In this practice, we’ll be exploring the danish data set using dplyr. While thinking about the questions below, it will be helpful to open R and reproduce all the steps in your own computer.
First, load dplyr, tibble (well, this will be loaded with dplyr anyway) and languageR (which contains the danish data set—read about these data here; p. 20). Then, load danish and visualize the first rows of the data.
library(dplyr)
library(tibble)
library(languageR)
data(danish)
# If you now type 'danish' and hit enter, R will print all the 3,000+ rows in 'danish'. R will print up to 10,000 rows when you call a data frame. This is definitely not helpful, so you normally only look at the first rows (e.g., by using head()).
head(danish)
## Subject Word Affix LogRT PC1 PC2 PrevError
## 1 2s14 appetitlig lig 6.454239 0.5438602 -0.2330842 CORRECT
## 2 2s17 appetitlig lig 6.842854 1.1290598 -0.4860440 CORRECT
## 3 2s15 appetitlig lig 6.839958 0.6549460 0.2470086 CORRECT
## 4 2s04 appetitlig lig 6.834507 -1.2602210 -2.4332345 CORRECT
## 5 2s06 appetitlig lig 6.795191 0.1668297 0.4430017 CORRECT
## 6 2s11 appetitlig lig 7.062680 -0.2500449 0.1067010 CORRECT
## Rank Sex ResidSemRating ResidFamSize LogWordFreq LogAffixFreq
## 1 1.1293305 M -1.234894 -1.6035 2.944439 13.40718
## 2 -0.8380413 M -1.234894 -1.6035 2.944439 13.40718
## 3 -0.7572909 M -1.234894 -1.6035 2.944439 13.40718
## 4 0.8503748 M -1.234894 -1.6035 2.944439 13.40718
## 5 0.1015990 F -1.234894 -1.6035 2.944439 13.40718
## 6 0.3732137 M -1.234894 -1.6035 2.944439 13.40718
## LogCUP LogUP LogCUPtoEnd
## 1 6.463029 5.32301 4.304065
## 2 6.463029 5.32301 4.304065
## 3 6.463029 5.32301 4.304065
## 4 6.463029 5.32301 4.304065
## 5 6.463029 5.32301 4.304065
## 6 6.463029 5.32301 4.304065
Now, using as_data_frame(), create a new variable (dan). This will be a tibble equivalent to the data frame danish. Visualize the first rows of dan. What are the main differences you note between a data frame and a tibble here? Remember: as.data.frame() creates a typical data frame, whereas as_data_frame() creates a tibble.

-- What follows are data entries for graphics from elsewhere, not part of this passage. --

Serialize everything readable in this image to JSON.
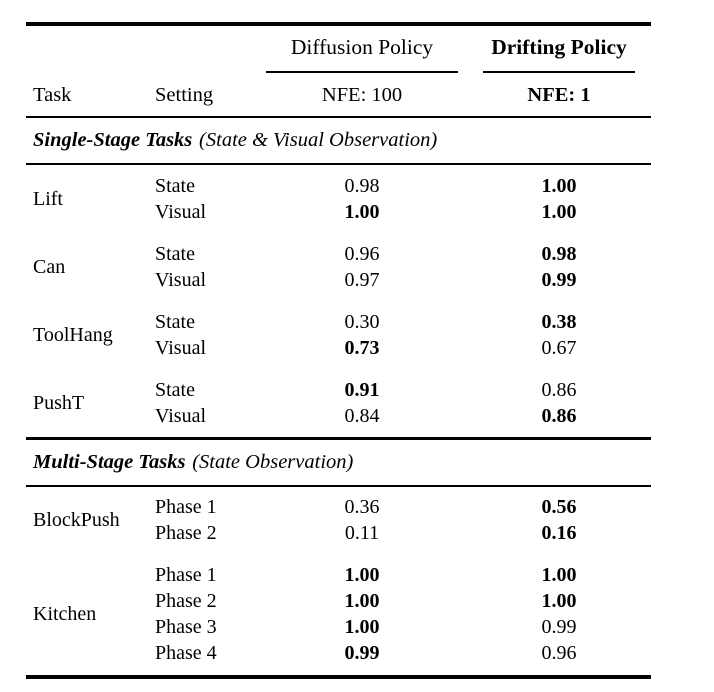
{
  "page": {
    "background": "#ffffff",
    "text_color": "#000000"
  },
  "table": {
    "header": {
      "task": "Task",
      "setting": "Setting",
      "policies": [
        {
          "name": "Diffusion Policy",
          "nfe": "NFE: 100",
          "bold": false
        },
        {
          "name": "Drifting Policy",
          "nfe": "NFE: 1",
          "bold": true
        }
      ]
    },
    "sections": [
      {
        "title": "Single-Stage Tasks",
        "subtitle": "(State & Visual Observation)",
        "groups": [
          {
            "task": "Lift",
            "rows": [
              {
                "setting": "State",
                "diffusion": {
                  "v": "0.98",
                  "bold": false
                },
                "drifting": {
                  "v": "1.00",
                  "bold": true
                }
              },
              {
                "setting": "Visual",
                "diffusion": {
                  "v": "1.00",
                  "bold": true
                },
                "drifting": {
                  "v": "1.00",
                  "bold": true
                }
              }
            ]
          },
          {
            "task": "Can",
            "rows": [
              {
                "setting": "State",
                "diffusion": {
                  "v": "0.96",
                  "bold": false
                },
                "drifting": {
                  "v": "0.98",
                  "bold": true
                }
              },
              {
                "setting": "Visual",
                "diffusion": {
                  "v": "0.97",
                  "bold": false
                },
                "drifting": {
                  "v": "0.99",
                  "bold": true
                }
              }
            ]
          },
          {
            "task": "ToolHang",
            "rows": [
              {
                "setting": "State",
                "diffusion": {
                  "v": "0.30",
                  "bold": false
                },
                "drifting": {
                  "v": "0.38",
                  "bold": true
                }
              },
              {
                "setting": "Visual",
                "diffusion": {
                  "v": "0.73",
                  "bold": true
                },
                "drifting": {
                  "v": "0.67",
                  "bold": false
                }
              }
            ]
          },
          {
            "task": "PushT",
            "rows": [
              {
                "setting": "State",
                "diffusion": {
                  "v": "0.91",
                  "bold": true
                },
                "drifting": {
                  "v": "0.86",
                  "bold": false
                }
              },
              {
                "setting": "Visual",
                "diffusion": {
                  "v": "0.84",
                  "bold": false
                },
                "drifting": {
                  "v": "0.86",
                  "bold": true
                }
              }
            ]
          }
        ]
      },
      {
        "title": "Multi-Stage Tasks",
        "subtitle": "(State Observation)",
        "groups": [
          {
            "task": "BlockPush",
            "rows": [
              {
                "setting": "Phase 1",
                "diffusion": {
                  "v": "0.36",
                  "bold": false
                },
                "drifting": {
                  "v": "0.56",
                  "bold": true
                }
              },
              {
                "setting": "Phase 2",
                "diffusion": {
                  "v": "0.11",
                  "bold": false
                },
                "drifting": {
                  "v": "0.16",
                  "bold": true
                }
              }
            ]
          },
          {
            "task": "Kitchen",
            "rows": [
              {
                "setting": "Phase 1",
                "diffusion": {
                  "v": "1.00",
                  "bold": true
                },
                "drifting": {
                  "v": "1.00",
                  "bold": true
                }
              },
              {
                "setting": "Phase 2",
                "diffusion": {
                  "v": "1.00",
                  "bold": true
                },
                "drifting": {
                  "v": "1.00",
                  "bold": true
                }
              },
              {
                "setting": "Phase 3",
                "diffusion": {
                  "v": "1.00",
                  "bold": true
                },
                "drifting": {
                  "v": "0.99",
                  "bold": false
                }
              },
              {
                "setting": "Phase 4",
                "diffusion": {
                  "v": "0.99",
                  "bold": true
                },
                "drifting": {
                  "v": "0.96",
                  "bold": false
                }
              }
            ]
          }
        ]
      }
    ]
  }
}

dan = as_data_frame(danish)
dan
## # A tibble: 3,326 x 16
## Subject Word Affix LogRT PC1 PC2 PrevError Rank Sex
## <fct> <fct> <fct> <dbl> <dbl> <dbl> <fct> <dbl> <fct>
## 1 2s14 appe… lig 6.45 0.544 -0.233 CORRECT 1.13 M
## 2 2s17 appe… lig 6.84 1.13 -0.486 CORRECT -0.838 M
## 3 2s15 appe… lig 6.84 0.655 0.247 CORRECT -0.757 M
## 4 2s04 appe… lig 6.83 -1.26 -2.43 CORRECT 0.850 M
## 5 2s06 appe… lig 6.80 0.167 0.443 CORRECT 0.102 F
## 6 2s11 appe… lig 7.06 -0.250 0.107 CORRECT 0.373 M
## 7 2s12 appe… lig 7.47 -0.324 -1.50 CORRECT -0.603 F
## 8 2s21 appe… lig 6.93 0.812 -0.130 CORRECT -0.508 F
## 9 2s10 appe… lig 6.77 -0.241 0.522 CORRECT -0.221 M
## 10 2s03 appe… lig 6.71 -0.147 0.118 CORRECT 0.432 M
## # ... with 3,316 more rows, and 7 more variables: ResidSemRating <dbl>,
## # ResidFamSize <dbl>, LogWordFreq <dbl>, LogAffixFreq <dbl>,
## # LogCUP <dbl>, LogUP <dbl>, LogCUPtoEnd <dbl>
Unlike the typical data frame, a tibble prints the first 10 rows of your data. In addition, it only shows the number of columns that fits on the screen (ommited variables are listed at the bottom of the output). As a result, tibbles tend to be easier to look at/work with. Another important difference is that tibble columns tell you the class of each variable. Here, we know that the first column is a factor (i.e., you don’t have to call str() to check that). At the top, it also tells you the dimensions of the table.
Now, let’s focus on dplyr. The nice thing about this package is that all the things you might want to do can be expressed using simple verbs. For example, select, filter, mutate, summarise, count, arrange. Besides, commands such as n() and n_distinct() make counting much easier.
Using dplyr, create a subset of dan called new which contains only the following variables: "Subject", "Word", "Affix", "LogRT", "PrevError", "Sex", "LogWordFreq", "LogUP".
new = select(dan, c(Subject, Word, Affix, LogRT, PrevError, Sex, LogWordFreq, LogUP))
# Remember: select() focuses on columns; filter focuses on rows.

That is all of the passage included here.